15:00 - 16:00
Open to all
Time: 3-4 pm. Hybrid: in-person in Weston Seminar Room (2.49) in DAB + online in Zoom

Notice

Trevelyan Wing
Baltic Fellow, Cambridge Centre for Geopolitics | Centre Researcher, CEENRG, Department of Land Economy, University of Cambridge
A transition from below? The role of citizen and community initiatives in Germany’s renewable energy revolution

Abstract: This presentation explores the role of citizen/community initiatives in advancing Germany’s ‘Energiewende’ (alternatively translated as ‘energy transition’ or even ‘energy revolution’). Situating the transition in its historical context – rooted in the social movements of the 1970s – it examines how grassroots pressures prompted federal policy change, triggering complementary bottom-up/top-down dynamics that have facilitated a dramatic expansion of renewables nationwide, with over 50% of total installed renewable power generation capacity citizen-owned by the early 2010s.

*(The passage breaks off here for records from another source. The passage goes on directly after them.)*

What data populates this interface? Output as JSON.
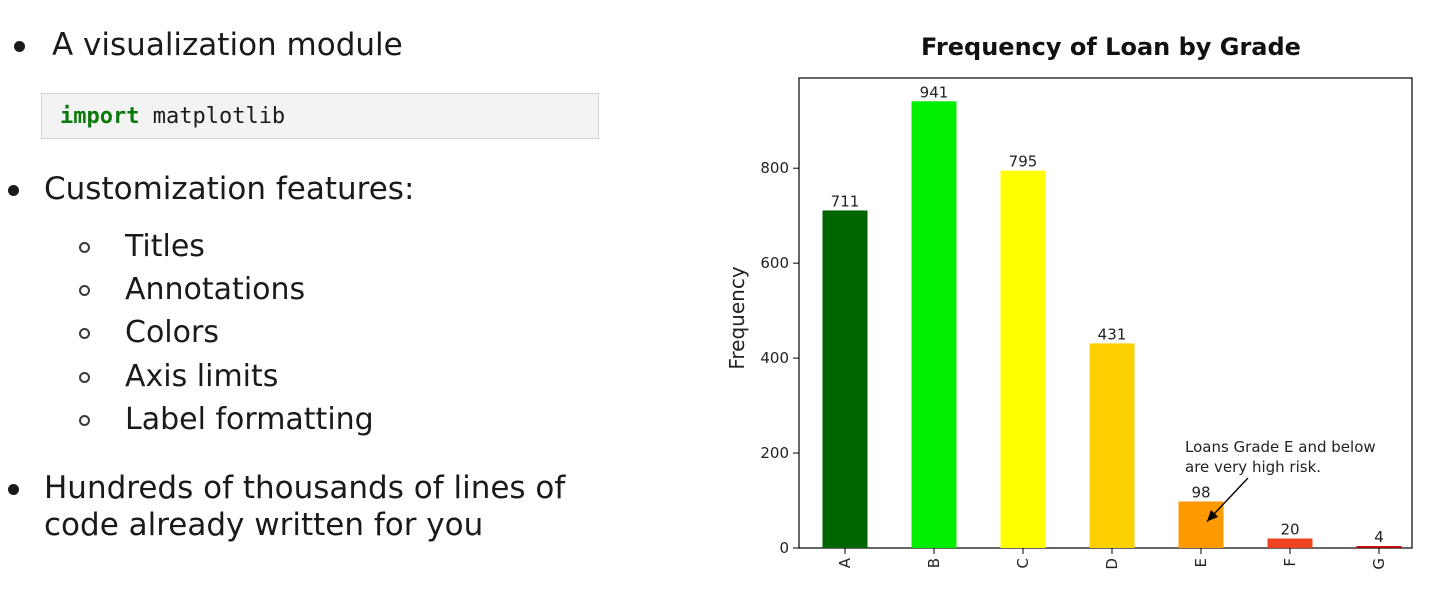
{
  "left": {
    "bullets": [
      {
        "text": "A visualization module"
      },
      {
        "text": "Customization features:"
      },
      {
        "text": "Hundreds of thousands of lines of\ncode already written for you"
      }
    ],
    "code": {
      "keyword": "import",
      "rest": " matplotlib"
    },
    "sub_items": [
      {
        "text": "Titles"
      },
      {
        "text": "Annotations"
      },
      {
        "text": "Colors"
      },
      {
        "text": "Axis limits"
      },
      {
        "text": "Label formatting"
      }
    ]
  },
  "chart_data": {
    "type": "bar",
    "title": "Frequency of Loan by Grade",
    "xlabel": "",
    "ylabel": "Frequency",
    "categories": [
      "A",
      "B",
      "C",
      "D",
      "E",
      "F",
      "G"
    ],
    "values": [
      711,
      941,
      795,
      431,
      98,
      20,
      4
    ],
    "bar_labels": [
      "711",
      "941",
      "795",
      "431",
      "98",
      "20",
      "4"
    ],
    "colors": [
      "#006400",
      "#00ee00",
      "#ffff00",
      "#ffd000",
      "#ff9900",
      "#ee4422",
      "#bb0000"
    ],
    "ylim": [
      0,
      990
    ],
    "yticks": [
      0,
      200,
      400,
      600,
      800
    ],
    "ytick_labels": [
      "0",
      "200",
      "400",
      "600",
      "800"
    ],
    "grid": false,
    "annotation": {
      "text_line1": "Loans Grade E and below",
      "text_line2": "are very high risk.",
      "target_category": "E",
      "target_value": 98
    }
  }
}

Changes to the Energiewende’s legal/regulatory frameworks are analyzed, as subsequent governments sought to control the growth of renewables and adjust the transition’s building blocks to prioritize market-oriented instruments, despite stiff opposition from below. Drawing on over 100 semi-structured interviews conducted with stakeholders involved in the Energiewende, among diverse other sources, this presentation sheds further light on the impact of ‘energy democracy’ initiatives in the evolution of this multidecadal transformation. Here, it contributes a fresh perspective regarding the interrelated nexus of sustained grassroots action, evolving policy, and shifting sociopolitical realities that form the context in which Germany’s Energiewende has been (re)launched, reformed, and reimagined over the decades.